As I said at the start of this speech, this Bill is not a silver bullet for the crisis in eating disorder services. I have been candid with Ministers about the breadth of change required across the system, and I suspect that the Department will be delighted to hear that I intend to continue campaigning, but the Bill recognises the deceptive nature of these illnesses and acknowledges the simple truth that families cannot and should not be expected to navigate such complex and deeply confusing conditions on their own, and that frontline staff must have the tools to help where they can.
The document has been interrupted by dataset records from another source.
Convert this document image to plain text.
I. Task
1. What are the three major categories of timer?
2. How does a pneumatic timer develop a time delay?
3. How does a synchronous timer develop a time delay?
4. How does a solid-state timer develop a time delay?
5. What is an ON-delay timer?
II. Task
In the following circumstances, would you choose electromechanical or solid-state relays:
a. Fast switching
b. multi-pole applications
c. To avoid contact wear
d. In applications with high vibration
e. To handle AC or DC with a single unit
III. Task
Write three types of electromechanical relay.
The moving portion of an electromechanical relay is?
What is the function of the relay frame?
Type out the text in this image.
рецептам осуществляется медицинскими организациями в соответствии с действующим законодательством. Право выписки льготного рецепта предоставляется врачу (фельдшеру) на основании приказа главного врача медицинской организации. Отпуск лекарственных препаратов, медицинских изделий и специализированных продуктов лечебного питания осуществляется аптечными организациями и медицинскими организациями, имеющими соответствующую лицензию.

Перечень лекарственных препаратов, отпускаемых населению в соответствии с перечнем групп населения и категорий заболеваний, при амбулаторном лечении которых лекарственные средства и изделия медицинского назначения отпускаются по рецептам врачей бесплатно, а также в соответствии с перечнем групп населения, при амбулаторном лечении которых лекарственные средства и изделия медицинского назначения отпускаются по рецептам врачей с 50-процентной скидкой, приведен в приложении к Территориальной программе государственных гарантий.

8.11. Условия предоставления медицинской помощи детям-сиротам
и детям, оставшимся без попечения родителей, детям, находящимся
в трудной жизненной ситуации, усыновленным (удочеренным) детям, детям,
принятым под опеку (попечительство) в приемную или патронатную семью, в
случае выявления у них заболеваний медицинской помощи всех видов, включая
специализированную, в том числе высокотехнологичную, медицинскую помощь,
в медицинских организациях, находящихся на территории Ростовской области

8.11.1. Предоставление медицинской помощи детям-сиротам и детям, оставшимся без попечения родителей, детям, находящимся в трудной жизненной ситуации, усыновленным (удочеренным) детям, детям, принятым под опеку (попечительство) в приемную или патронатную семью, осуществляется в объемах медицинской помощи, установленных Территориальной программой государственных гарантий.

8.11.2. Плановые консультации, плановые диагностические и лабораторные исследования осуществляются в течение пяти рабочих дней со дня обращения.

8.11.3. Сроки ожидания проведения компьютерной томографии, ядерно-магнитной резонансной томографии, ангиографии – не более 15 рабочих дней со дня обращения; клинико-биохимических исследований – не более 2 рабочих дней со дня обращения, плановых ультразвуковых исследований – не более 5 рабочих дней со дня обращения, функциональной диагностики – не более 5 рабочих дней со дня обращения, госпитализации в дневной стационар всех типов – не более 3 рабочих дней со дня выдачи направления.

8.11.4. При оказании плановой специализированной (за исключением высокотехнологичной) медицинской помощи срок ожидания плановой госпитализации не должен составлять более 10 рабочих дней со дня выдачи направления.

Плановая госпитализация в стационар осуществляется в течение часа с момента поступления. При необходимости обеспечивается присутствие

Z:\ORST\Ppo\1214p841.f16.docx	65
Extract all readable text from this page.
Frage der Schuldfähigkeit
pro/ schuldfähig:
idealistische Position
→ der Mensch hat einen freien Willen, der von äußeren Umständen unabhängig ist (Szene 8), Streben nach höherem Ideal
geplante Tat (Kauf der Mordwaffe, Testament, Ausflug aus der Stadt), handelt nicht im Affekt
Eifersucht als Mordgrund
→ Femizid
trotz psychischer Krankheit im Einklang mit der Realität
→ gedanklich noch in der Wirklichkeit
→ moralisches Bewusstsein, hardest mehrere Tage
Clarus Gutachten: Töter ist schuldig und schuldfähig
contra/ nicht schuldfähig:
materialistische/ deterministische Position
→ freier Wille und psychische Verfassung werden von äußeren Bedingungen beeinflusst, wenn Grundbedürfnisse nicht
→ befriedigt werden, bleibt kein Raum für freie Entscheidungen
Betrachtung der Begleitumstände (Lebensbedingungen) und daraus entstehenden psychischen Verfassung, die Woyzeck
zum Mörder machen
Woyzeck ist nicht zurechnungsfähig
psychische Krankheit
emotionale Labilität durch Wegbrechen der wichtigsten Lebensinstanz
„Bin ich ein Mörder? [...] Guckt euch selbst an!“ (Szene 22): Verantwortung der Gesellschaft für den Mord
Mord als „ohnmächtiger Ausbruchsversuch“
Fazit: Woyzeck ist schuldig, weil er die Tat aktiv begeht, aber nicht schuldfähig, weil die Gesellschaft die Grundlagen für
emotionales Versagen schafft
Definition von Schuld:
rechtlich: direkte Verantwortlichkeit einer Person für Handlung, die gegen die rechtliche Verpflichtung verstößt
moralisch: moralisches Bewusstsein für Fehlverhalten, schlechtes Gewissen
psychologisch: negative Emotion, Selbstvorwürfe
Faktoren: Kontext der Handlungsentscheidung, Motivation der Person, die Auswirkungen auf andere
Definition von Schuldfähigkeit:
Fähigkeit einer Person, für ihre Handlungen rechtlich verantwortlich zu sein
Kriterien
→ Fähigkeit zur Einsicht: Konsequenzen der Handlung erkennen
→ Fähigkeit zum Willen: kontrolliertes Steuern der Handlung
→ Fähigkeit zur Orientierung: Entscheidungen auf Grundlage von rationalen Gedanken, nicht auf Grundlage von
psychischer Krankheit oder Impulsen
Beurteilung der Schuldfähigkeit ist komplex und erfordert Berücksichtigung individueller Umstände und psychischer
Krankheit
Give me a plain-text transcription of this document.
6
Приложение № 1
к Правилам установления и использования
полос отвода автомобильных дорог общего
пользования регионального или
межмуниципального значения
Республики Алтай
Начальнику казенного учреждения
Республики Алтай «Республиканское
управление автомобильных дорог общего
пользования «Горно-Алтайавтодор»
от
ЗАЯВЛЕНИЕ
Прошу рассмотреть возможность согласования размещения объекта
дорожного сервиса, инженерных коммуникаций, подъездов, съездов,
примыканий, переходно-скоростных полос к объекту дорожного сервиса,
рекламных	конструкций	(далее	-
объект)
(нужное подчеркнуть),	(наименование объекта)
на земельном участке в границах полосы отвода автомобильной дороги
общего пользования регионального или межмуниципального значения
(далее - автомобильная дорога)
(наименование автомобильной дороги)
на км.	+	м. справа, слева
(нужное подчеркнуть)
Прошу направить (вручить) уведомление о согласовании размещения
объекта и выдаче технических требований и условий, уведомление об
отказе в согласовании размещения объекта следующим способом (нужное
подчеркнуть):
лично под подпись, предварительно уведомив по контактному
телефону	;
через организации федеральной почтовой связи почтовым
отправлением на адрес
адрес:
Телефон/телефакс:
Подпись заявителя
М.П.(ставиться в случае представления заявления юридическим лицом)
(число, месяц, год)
For those such as Zara Taylor, who tragically passed away due to her eating disorder, we will never know whether the measures in this Bill might have made a difference, but we owe it to her and the many others who are no longer with us to do everything within our power in this place to ensure that those who are struggling can seek and access help wherever they are in their journey.
Question put and agreed to.
Ordered,
That Mr Richard Quigley, Wera Hobhouse, John Whitby, Llinos Medi, Baggy Shanker, Lee Barron, Siân Berry, Anneliese Dodds, John McDonnell and Josh Newbury present the Bill.
Mr Richard Quigley accordingly presented the Bill.
Bill read the First time; to be read a Second time on Friday 27 February, and to be printed (Bill 380).